Caroline wakes up on the sofa. She sits up and looks around the empty room. A few embers are glowing in the fireplace. She realizes that everyone else has gone to bed and just left her sleeping.
She gets up and looks out the window. She can see the water beyond the fishing huts. Everything is silent and still and the moon, behind a few wisps of clouds, shines over the ocean.
She opens the door and feels the cool air of the hallway on her face. The shadows are deep and she can barely make out the doors to the girls’ bedrooms. She can hear a bed creak. Caroline walks into the darkness, the floor icy cold beneath her bare feet. She stops when she hears someone softly moaning. The sound is coming from the bathroom. She tiptoes there, her heart pounding. The door is slightly ajar. Someone is inside and Caroline can hear the moan again.
She peeks through the gap.
Nina is sitting on the toilet seat with her legs wide apart and her face expressionless. There’s a man kneeling on the floor with his face burrowed between her thighs. She’s opened her pajama top and he’s squeezing her breast as he licks her.
“You should be done by now,” Nina whispers.
“Okay,” he says, and gets up quickly.
As he pulls some toilet paper off the roll and wipes his mouth, Caroline can see that the man is the security guard.
“So where’s my money?” Nina holds out her hand.
The guard starts digging around in his pocket.

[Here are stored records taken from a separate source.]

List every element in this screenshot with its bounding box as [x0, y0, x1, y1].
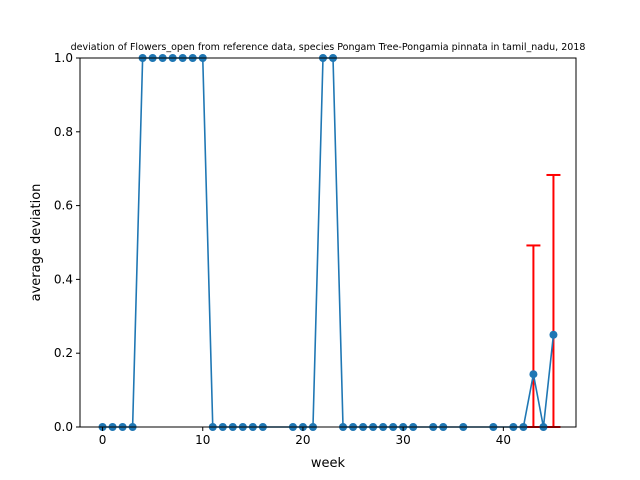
x-tick-label: 30	[396, 433, 411, 447]
x-tick-label: 20	[295, 433, 310, 447]
y-tick-label: 0.6	[54, 199, 73, 213]
x-axis-label: week	[311, 456, 346, 471]
x-tick-label: 10	[195, 433, 210, 447]
x-axis-ticks: 0 10 20 30 40	[99, 427, 511, 447]
plot-frame	[79, 57, 577, 428]
y-tick-label: 0.2	[54, 346, 73, 360]
y-tick-label: 0.4	[54, 272, 73, 286]
y-tick-label: 0.8	[54, 125, 73, 139]
data-point	[549, 330, 558, 339]
y-axis-label: average deviation	[29, 184, 44, 302]
data-point	[529, 370, 538, 379]
x-tick-label: 0	[99, 433, 107, 447]
y-axis-ticks: 0.0 0.2 0.4 0.6 0.8 1.0	[54, 51, 80, 434]
y-tick-label: 1.0	[54, 51, 73, 65]
x-tick-label: 40	[496, 433, 511, 447]
chart-title: deviation of Flowers_open from reference…	[71, 42, 586, 53]
y-tick-label: 0.0	[54, 420, 73, 434]
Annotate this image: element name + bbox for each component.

“Damn it, I just have eighty,” he says.
“You told me you had five hundred.”
“What am I supposed to do? I only have eighty.”
Nina sighs and takes the money.
Caroline hurries away and slides into her own cold little bedroom. She closes the door and turns on the light. She can see herself reflected in the black window and realizes that she’s visible to anyone outside. She stands to one side as she pulls the blind down, so she can’t be seen. For the first time in a long while, she feels afraid of the dark. She leans against the wall, suddenly remembering Tuula’s light blue eyes as she talked about various serial killers. She knows Tuula was frightened and only wanted the others to be scared too when she said that Vicky had followed them to the fishing village.
Caroline decides to forget about brushing her teeth. Nothing can induce her to go back out into that cold hallway.
She moves the chair to the door and tries to wedge its back under the handle, but it’s too short. She gets a stack of old magazines from the bookshelf and puts them underneath the rear legs until the back reaches the handle at an angle.
She thinks she hears someone outside in the hallway and a shiver runs up and down her spine.
There’s a sudden bang behind her. The window blind has snapped up and is now spinning.
“Oh God.” She sighs and pulls it back down.
She stands still in the room and listens. Then she turns off the ceiling light and hurries into bed, pulling the quilt tightly around her. As she waits for the sheets to warm up she stares fixedly at the door.
She thinks about Vicky Bennet. Vicky, who seemed so shy and withdrawn. Caroline doesn’t think that she really did that awful thing; she just can’t wrap her mind around that. Before she can force her thoughts in another direction, she remembers the sight of Miranda’s crushed skull and the blood dripping from the lamp shade.
There are footsteps in the hallway. They fall silent for a moment, then start again. Whoever it is stops outside her door. Caroline can hear the faint scrape of the door handle being pushed down. Then it stops. She shuts her eyes and prays to God, who loves little children.